Choice governs compatibility.
I have seen 10girls at least in this little time we are compatible based on what I want from a lady and my dream “lady”.
We all have a dream lady that’s what we call our “spec”.
Knowing or unknowingly you are attracted by them you see this specific set of people beautiful.
So in all, if I can be compatible with 10 girls base on my spec I still end up choosing 1.
I can choose more than one in the general world concept. That’s why divorce is plenty.
They saw other compatible people and forgot just as they are feeling for the current they felt for the past so dive into another
When you say I love you it should mean I choose you. Choice is governed by 4 things, any missing then Love as we know it becomes dry and compatibility suddenly fades.
All equals CHOICE(LOVE) talking about marriage.
Both ways… It depends.
Getting married can be a thing of compatibility.
Like you haven’t gotten the person you feel is right for you so you decide to chill till you get or just forget about marriage because all those you have met so far ain’t the person for you.
Then it can be a thing of choice because you don’t just like the idea of marriage but it all boils down to you not finding the right person cus if you do, he or she will make you just want to get married and you will love all that marriage or relationship stands for
Yes, because you have to ensure you can deal with those factors 100yrs to come.
Can choice change over time?
Exactly it can
‘Cos, for now, you might be blinded with love and think you can cope with those factors but when reality set in you will find yourself acting the opposite way you promised.
That I said choice can change ‘cos even when you are compatible, it will get to a point where you will not love like before and you just have to make a choice to stay not to now talk of not being compatible from d beginning.
I agree with this train of thought.
But choice “can’t fade away”
Choice- I believe is an action you take over and over
I believe compatibility should determine choice.
Compatibility means the 2 people have characters that can work together is marriage at least minimally.

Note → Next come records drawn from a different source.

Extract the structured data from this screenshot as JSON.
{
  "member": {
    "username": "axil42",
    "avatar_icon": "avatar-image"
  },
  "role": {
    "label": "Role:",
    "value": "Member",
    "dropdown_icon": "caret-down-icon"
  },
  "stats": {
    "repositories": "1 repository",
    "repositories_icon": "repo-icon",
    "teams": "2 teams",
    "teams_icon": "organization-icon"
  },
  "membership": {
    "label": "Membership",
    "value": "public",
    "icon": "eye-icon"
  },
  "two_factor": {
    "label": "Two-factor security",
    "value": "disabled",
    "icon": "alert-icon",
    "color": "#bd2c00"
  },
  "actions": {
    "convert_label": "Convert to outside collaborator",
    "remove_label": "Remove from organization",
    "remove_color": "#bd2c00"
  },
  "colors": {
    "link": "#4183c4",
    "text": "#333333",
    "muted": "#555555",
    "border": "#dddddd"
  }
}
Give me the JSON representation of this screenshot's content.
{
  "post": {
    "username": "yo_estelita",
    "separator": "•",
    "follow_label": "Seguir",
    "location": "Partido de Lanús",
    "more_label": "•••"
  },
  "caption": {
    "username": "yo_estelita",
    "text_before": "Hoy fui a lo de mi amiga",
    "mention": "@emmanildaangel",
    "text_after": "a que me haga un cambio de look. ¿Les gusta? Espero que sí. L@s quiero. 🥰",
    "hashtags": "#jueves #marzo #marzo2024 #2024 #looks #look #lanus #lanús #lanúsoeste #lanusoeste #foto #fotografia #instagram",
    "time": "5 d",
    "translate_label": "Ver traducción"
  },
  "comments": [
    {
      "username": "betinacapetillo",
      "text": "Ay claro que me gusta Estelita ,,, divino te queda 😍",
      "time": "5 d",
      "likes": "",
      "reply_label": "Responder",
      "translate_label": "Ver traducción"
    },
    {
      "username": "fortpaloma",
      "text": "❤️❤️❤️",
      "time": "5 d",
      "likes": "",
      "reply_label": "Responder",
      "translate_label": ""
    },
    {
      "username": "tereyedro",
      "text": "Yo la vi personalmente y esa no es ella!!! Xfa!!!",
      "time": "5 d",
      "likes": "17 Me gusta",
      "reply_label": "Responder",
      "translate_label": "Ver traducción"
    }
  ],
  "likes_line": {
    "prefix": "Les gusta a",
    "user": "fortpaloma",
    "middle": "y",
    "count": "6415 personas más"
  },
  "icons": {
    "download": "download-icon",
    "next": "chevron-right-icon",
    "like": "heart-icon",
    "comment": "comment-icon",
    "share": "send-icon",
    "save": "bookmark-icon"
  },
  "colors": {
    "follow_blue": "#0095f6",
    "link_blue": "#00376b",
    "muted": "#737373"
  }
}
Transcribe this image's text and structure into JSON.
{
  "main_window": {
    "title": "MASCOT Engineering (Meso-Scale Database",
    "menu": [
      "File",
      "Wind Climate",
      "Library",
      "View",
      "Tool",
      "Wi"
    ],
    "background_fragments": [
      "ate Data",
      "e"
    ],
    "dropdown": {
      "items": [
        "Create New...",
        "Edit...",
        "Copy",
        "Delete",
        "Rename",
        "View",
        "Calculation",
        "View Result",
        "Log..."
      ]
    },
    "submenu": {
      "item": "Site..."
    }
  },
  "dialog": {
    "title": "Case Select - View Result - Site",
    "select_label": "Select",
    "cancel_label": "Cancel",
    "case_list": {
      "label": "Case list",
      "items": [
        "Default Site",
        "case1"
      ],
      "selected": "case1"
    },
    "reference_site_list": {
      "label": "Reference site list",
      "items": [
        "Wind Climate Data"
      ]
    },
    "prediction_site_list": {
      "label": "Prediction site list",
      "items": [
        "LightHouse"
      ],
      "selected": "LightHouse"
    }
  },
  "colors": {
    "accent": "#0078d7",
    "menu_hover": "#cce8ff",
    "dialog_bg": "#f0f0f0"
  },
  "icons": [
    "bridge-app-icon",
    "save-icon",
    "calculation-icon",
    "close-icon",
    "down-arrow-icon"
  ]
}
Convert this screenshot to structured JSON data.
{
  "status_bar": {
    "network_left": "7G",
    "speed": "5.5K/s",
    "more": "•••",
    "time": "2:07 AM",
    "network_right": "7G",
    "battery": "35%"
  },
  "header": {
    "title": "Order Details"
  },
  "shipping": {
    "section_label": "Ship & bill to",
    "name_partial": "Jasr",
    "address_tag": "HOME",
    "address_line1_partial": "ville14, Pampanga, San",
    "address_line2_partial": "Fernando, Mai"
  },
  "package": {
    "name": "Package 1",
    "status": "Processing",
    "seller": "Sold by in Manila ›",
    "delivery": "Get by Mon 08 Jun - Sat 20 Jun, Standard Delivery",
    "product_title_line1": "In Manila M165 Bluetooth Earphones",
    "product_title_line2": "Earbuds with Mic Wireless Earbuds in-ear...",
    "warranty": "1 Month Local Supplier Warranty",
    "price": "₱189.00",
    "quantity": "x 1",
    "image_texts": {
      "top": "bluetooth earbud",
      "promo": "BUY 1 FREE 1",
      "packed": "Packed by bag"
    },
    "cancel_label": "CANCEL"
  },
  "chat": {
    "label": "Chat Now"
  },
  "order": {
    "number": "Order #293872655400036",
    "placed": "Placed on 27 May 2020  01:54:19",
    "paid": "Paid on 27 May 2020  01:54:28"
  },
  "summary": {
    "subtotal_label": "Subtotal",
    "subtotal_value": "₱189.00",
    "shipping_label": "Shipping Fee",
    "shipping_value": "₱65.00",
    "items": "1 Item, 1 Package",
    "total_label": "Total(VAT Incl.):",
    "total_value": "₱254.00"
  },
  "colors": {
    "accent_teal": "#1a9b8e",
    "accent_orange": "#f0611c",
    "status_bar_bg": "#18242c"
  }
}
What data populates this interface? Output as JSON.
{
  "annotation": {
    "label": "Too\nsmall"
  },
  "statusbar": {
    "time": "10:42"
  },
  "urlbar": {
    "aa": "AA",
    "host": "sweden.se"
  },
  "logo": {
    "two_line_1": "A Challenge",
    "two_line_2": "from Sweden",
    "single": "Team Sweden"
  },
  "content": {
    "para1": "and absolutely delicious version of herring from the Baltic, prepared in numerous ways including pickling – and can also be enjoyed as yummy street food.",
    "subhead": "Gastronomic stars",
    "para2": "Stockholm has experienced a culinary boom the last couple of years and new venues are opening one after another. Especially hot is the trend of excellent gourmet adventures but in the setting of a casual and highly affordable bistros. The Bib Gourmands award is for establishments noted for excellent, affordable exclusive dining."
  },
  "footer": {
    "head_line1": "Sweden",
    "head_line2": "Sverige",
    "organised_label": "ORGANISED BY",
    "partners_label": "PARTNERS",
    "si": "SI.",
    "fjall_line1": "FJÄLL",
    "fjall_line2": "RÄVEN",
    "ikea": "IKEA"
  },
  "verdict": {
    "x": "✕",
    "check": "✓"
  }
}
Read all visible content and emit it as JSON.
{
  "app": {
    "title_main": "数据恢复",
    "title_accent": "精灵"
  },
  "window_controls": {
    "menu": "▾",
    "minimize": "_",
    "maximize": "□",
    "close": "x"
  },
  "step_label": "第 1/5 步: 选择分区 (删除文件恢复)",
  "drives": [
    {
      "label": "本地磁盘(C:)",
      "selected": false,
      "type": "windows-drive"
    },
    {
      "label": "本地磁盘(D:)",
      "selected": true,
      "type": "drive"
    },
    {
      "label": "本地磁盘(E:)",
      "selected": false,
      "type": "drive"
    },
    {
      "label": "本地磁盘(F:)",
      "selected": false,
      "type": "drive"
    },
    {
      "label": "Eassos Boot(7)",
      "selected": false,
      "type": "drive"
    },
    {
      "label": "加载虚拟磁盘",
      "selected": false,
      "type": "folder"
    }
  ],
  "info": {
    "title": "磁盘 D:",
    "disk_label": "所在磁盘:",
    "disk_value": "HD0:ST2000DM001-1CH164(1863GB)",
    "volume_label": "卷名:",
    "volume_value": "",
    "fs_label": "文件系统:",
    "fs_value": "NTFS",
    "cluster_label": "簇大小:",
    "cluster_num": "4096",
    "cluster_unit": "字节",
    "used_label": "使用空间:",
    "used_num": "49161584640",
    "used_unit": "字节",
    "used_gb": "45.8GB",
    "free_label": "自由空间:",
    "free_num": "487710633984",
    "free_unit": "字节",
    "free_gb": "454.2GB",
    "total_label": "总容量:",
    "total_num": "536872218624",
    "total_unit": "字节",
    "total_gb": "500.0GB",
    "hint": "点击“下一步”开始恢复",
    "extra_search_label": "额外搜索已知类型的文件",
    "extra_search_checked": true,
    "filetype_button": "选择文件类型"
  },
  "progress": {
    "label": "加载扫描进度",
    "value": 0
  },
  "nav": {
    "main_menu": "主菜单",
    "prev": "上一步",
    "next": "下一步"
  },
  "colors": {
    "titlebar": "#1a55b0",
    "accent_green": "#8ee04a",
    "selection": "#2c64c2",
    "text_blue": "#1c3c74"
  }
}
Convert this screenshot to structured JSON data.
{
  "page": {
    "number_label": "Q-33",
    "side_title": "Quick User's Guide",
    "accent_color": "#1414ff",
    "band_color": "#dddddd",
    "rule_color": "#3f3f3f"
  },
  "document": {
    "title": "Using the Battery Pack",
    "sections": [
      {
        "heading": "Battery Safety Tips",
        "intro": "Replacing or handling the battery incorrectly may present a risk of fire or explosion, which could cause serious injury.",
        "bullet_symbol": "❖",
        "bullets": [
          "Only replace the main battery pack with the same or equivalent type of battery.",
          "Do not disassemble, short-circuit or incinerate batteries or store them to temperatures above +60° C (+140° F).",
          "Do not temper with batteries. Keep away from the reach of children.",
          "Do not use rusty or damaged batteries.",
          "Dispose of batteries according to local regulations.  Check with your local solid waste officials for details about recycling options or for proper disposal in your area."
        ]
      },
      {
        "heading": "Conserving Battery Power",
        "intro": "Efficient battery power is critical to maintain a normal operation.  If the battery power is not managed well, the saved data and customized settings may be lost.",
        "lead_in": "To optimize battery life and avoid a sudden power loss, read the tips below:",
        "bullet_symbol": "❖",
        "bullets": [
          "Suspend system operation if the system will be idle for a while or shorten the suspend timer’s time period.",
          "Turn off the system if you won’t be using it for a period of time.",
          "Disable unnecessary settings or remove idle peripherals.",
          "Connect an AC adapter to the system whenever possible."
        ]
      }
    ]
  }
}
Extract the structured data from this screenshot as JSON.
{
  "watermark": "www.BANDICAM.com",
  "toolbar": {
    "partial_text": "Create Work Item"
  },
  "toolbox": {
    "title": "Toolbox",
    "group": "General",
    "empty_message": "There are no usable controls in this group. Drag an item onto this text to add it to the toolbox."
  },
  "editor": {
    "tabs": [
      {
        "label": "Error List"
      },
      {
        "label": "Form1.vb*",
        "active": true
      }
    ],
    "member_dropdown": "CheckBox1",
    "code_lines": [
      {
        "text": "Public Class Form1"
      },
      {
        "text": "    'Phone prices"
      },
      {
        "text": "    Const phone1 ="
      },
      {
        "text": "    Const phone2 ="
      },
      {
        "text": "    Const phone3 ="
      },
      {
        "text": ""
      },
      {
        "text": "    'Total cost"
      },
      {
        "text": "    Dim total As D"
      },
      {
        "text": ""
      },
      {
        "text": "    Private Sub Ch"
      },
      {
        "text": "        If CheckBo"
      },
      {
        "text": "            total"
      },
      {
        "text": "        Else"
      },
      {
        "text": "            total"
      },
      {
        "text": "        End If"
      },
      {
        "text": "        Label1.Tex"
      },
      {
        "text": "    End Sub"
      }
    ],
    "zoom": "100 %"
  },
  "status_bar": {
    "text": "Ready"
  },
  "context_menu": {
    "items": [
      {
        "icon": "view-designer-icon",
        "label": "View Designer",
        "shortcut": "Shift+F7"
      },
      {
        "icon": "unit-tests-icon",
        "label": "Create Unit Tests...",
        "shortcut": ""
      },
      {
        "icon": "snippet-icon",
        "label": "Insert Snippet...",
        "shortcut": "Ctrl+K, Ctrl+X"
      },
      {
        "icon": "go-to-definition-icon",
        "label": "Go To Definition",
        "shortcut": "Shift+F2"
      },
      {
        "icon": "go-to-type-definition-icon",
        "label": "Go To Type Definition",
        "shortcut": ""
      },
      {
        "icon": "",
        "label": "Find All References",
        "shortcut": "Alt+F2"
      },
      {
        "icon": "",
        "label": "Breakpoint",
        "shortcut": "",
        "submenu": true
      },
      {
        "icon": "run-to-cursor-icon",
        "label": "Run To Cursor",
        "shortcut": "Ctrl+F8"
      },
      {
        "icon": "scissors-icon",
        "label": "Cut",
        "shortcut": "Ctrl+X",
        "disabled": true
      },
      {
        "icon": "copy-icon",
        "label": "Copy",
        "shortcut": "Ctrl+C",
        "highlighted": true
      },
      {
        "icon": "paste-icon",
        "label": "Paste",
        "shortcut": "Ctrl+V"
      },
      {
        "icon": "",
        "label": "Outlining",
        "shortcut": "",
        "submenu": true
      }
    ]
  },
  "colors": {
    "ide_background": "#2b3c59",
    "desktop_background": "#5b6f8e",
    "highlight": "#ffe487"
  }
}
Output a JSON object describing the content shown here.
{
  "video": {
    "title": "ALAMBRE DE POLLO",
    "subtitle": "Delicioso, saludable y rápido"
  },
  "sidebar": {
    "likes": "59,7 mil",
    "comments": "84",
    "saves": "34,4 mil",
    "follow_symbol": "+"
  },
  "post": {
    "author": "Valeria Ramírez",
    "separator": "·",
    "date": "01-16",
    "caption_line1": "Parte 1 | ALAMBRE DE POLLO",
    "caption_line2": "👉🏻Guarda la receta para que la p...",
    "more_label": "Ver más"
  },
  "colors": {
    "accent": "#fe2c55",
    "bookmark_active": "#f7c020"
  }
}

So if compatibility does not determine the choice, it means that choice is not having a successful and pleasurable marriage in view. It is a choice that is towards a temporary marriage and not a lasting marriage.
What I’m saying is that compatibility is superior to choice.
Compatibility should be a yardstick for choice.
If choice is used without compatibility, that choice is heading towards a temporary marriage.
Compatibility means that marriage has strong mutual reasons to move ahead against all odd.
But choice can fade away. Choice is like a taste, it can change one day when you’re tired of it after a long time of having it.